Much lip service has been given – even by the current government – to the idea of moving towards a more circular economy and away from our current linear economy, which relies on extraction and processing, followed by consumption and disposal. Extraction and disposal deplete finite resources and cause environmental damage and harm the communities that depend on their extraction or are polluted by their destruction. With a circular economy the value of resources is preserved, material and nutrients that are needed to create new products are maintained, and the most is made of existing resources. Moving away from incineration is a key element in moving towards a more circular economy because, instead of being destroyed, materials and nutrients can remain available for reuse, thereby avoiding the additional extraction of finite resources. As the European Environment Agency said in 2016 “One of the central pillars of a circular economy is feeding materials back into the economy and avoiding waste being sent to landfill or incinerated, thereby capturing the value of the materials as far as possible and reducing losses”
While, within a few years, it is likely that we are likely be mining old landfill sites for their buried but valuable and recyclable resources, materials sent for incineration are not only lost forever but contribute to worsening the environmental and climate crisis by emitting vast amounts of CO2 and a wide range of toxic pollutants, including dioxins, NOx and ultra-fine particulate matter.

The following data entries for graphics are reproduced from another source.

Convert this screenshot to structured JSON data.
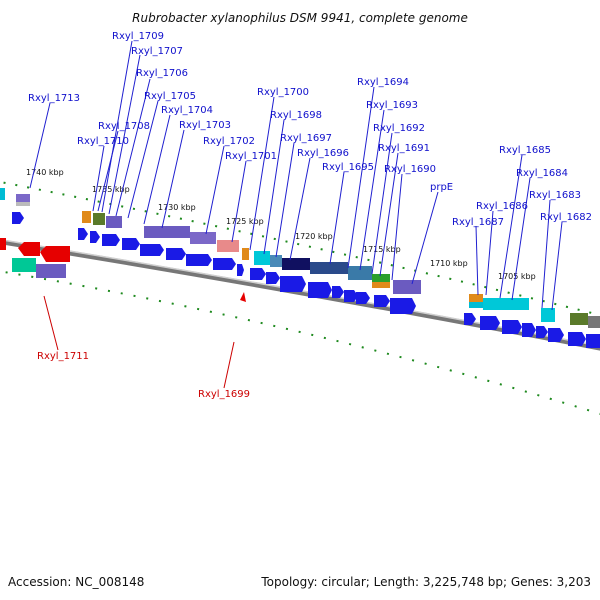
{
  "title": "Rubrobacter xylanophilus DSM 9941, complete genome",
  "footer": {
    "accession": "Accession: NC_008148",
    "summary": "Topology: circular; Length: 3,225,748 bp; Genes: 3,203"
  },
  "colors": {
    "forward_arrow": "#1a1ae6",
    "reverse_arrow": "#e60000",
    "backbone": "#888888",
    "tick_green": "#1f8a1f",
    "label_blue": "#1010cc",
    "label_red": "#cc0000"
  },
  "kbp_marks": [
    "1740 kbp",
    "1735 kbp",
    "1730 kbp",
    "1725 kbp",
    "1720 kbp",
    "1715 kbp",
    "1710 kbp",
    "1705 kbp"
  ],
  "gene_labels_forward": [
    "Rxyl_1713",
    "Rxyl_1709",
    "Rxyl_1707",
    "Rxyl_1706",
    "Rxyl_1705",
    "Rxyl_1704",
    "Rxyl_1708",
    "Rxyl_1710",
    "Rxyl_1703",
    "Rxyl_1702",
    "Rxyl_1701",
    "Rxyl_1700",
    "Rxyl_1698",
    "Rxyl_1697",
    "Rxyl_1696",
    "Rxyl_1695",
    "Rxyl_1694",
    "Rxyl_1693",
    "Rxyl_1692",
    "Rxyl_1691",
    "Rxyl_1690",
    "prpE",
    "Rxyl_1685",
    "Rxyl_1684",
    "Rxyl_1686",
    "Rxyl_1687",
    "Rxyl_1683",
    "Rxyl_1682"
  ],
  "gene_labels_reverse": [
    "Rxyl_1711",
    "Rxyl_1699"
  ]
}
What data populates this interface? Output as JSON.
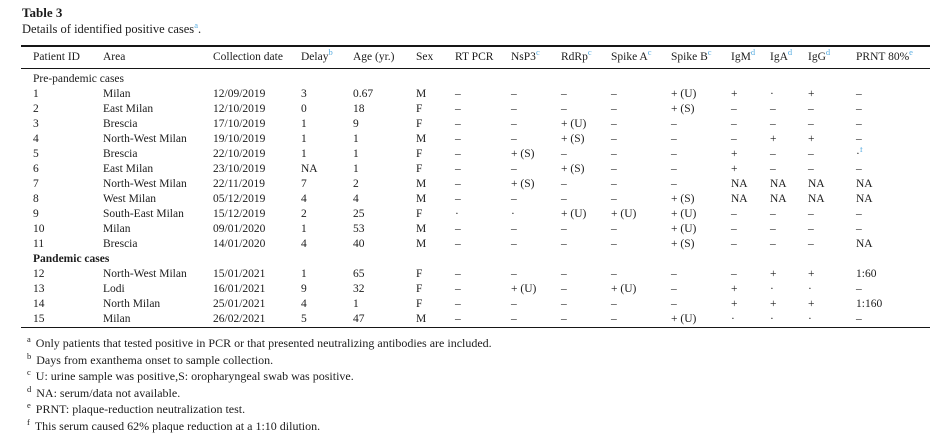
{
  "title": "Table 3",
  "subtitle": {
    "text": "Details of identified positive cases",
    "sup": "a",
    "suffix": "."
  },
  "table": {
    "columns": [
      {
        "label": "Patient ID",
        "sup": ""
      },
      {
        "label": "Area",
        "sup": ""
      },
      {
        "label": "Collection date",
        "sup": ""
      },
      {
        "label": "Delay",
        "sup": "b"
      },
      {
        "label": "Age (yr.)",
        "sup": ""
      },
      {
        "label": "Sex",
        "sup": ""
      },
      {
        "label": "RT PCR",
        "sup": ""
      },
      {
        "label": "NsP3",
        "sup": "c"
      },
      {
        "label": "RdRp",
        "sup": "c"
      },
      {
        "label": "Spike A",
        "sup": "c"
      },
      {
        "label": "Spike B",
        "sup": "c"
      },
      {
        "label": "IgM",
        "sup": "d"
      },
      {
        "label": "IgA",
        "sup": "d"
      },
      {
        "label": "IgG",
        "sup": "d"
      },
      {
        "label": "PRNT 80%",
        "sup": "e"
      }
    ],
    "sections": [
      {
        "label": "Pre-pandemic cases",
        "bold": false,
        "rows": [
          [
            "1",
            "Milan",
            "12/09/2019",
            "3",
            "0.67",
            "M",
            "–",
            "–",
            "–",
            "–",
            "+ (U)",
            "+",
            "·",
            "+",
            "–"
          ],
          [
            "2",
            "East Milan",
            "12/10/2019",
            "0",
            "18",
            "F",
            "–",
            "–",
            "–",
            "–",
            "+ (S)",
            "–",
            "–",
            "–",
            "–"
          ],
          [
            "3",
            "Brescia",
            "17/10/2019",
            "1",
            "9",
            "F",
            "–",
            "–",
            "+ (U)",
            "–",
            "–",
            "–",
            "–",
            "–",
            "–"
          ],
          [
            "4",
            "North-West Milan",
            "19/10/2019",
            "1",
            "1",
            "M",
            "–",
            "–",
            "+ (S)",
            "–",
            "–",
            "–",
            "+",
            "+",
            "–"
          ],
          [
            "5",
            "Brescia",
            "22/10/2019",
            "1",
            "1",
            "F",
            "–",
            "+ (S)",
            "–",
            "–",
            "–",
            "+",
            "–",
            "–",
            "·^f"
          ],
          [
            "6",
            "East Milan",
            "23/10/2019",
            "NA",
            "1",
            "F",
            "–",
            "–",
            "+ (S)",
            "–",
            "–",
            "+",
            "–",
            "–",
            "–"
          ],
          [
            "7",
            "North-West Milan",
            "22/11/2019",
            "7",
            "2",
            "M",
            "–",
            "+ (S)",
            "–",
            "–",
            "–",
            "NA",
            "NA",
            "NA",
            "NA"
          ],
          [
            "8",
            "West Milan",
            "05/12/2019",
            "4",
            "4",
            "M",
            "–",
            "–",
            "–",
            "–",
            "+ (S)",
            "NA",
            "NA",
            "NA",
            "NA"
          ],
          [
            "9",
            "South-East Milan",
            "15/12/2019",
            "2",
            "25",
            "F",
            "·",
            "·",
            "+ (U)",
            "+ (U)",
            "+ (U)",
            "–",
            "–",
            "–",
            "–"
          ],
          [
            "10",
            "Milan",
            "09/01/2020",
            "1",
            "53",
            "M",
            "–",
            "–",
            "–",
            "–",
            "+ (U)",
            "–",
            "–",
            "–",
            "–"
          ],
          [
            "11",
            "Brescia",
            "14/01/2020",
            "4",
            "40",
            "M",
            "–",
            "–",
            "–",
            "–",
            "+ (S)",
            "–",
            "–",
            "–",
            "NA"
          ]
        ]
      },
      {
        "label": "Pandemic cases",
        "bold": true,
        "rows": [
          [
            "12",
            "North-West Milan",
            "15/01/2021",
            "1",
            "65",
            "F",
            "–",
            "–",
            "–",
            "–",
            "–",
            "–",
            "+",
            "+",
            "1:60"
          ],
          [
            "13",
            "Lodi",
            "16/01/2021",
            "9",
            "32",
            "F",
            "–",
            "+ (U)",
            "–",
            "+ (U)",
            "–",
            "+",
            "·",
            "·",
            "–"
          ],
          [
            "14",
            "North Milan",
            "25/01/2021",
            "4",
            "1",
            "F",
            "–",
            "–",
            "–",
            "–",
            "–",
            "+",
            "+",
            "+",
            "1:160"
          ],
          [
            "15",
            "Milan",
            "26/02/2021",
            "5",
            "47",
            "M",
            "–",
            "–",
            "–",
            "–",
            "+ (U)",
            "·",
            "·",
            "·",
            "–"
          ]
        ]
      }
    ]
  },
  "footnotes": [
    {
      "marker": "a",
      "text": "Only patients that tested positive in PCR or that presented neutralizing antibodies are included."
    },
    {
      "marker": "b",
      "text": "Days from exanthema onset to sample collection."
    },
    {
      "marker": "c",
      "text": "U: urine sample was positive,S: oropharyngeal swab was positive."
    },
    {
      "marker": "d",
      "text": "NA: serum/data not available."
    },
    {
      "marker": "e",
      "text": "PRNT: plaque-reduction neutralization test."
    },
    {
      "marker": "f",
      "text": "This serum caused 62% plaque reduction at a 1:10 dilution."
    }
  ],
  "colors": {
    "accent_blue": "#58ace0",
    "text": "#1c1c1c",
    "rule": "#161616"
  }
}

That’s why we should be campaigning for the introduction of an immediate moratorium on new waste incineration capacity and for the phasing in of an escalating incineration tax to complement the landfill tax. In 2015, the UK government set waste recycling rate targets of 50% by 2020 and 65% by 2035. Unsurprisingly, the UK is on course to miss those targets, with only Wales hitting the 2020 target (indeed exceeding it, at 54.1%), so we should be campaigning for the implementation of municipal waste recycling targets in Scotland, the North of Ireland and England at least as ambitious as those being achieved in Wales an for the 65% target to be brought forward to 2030 at the latest.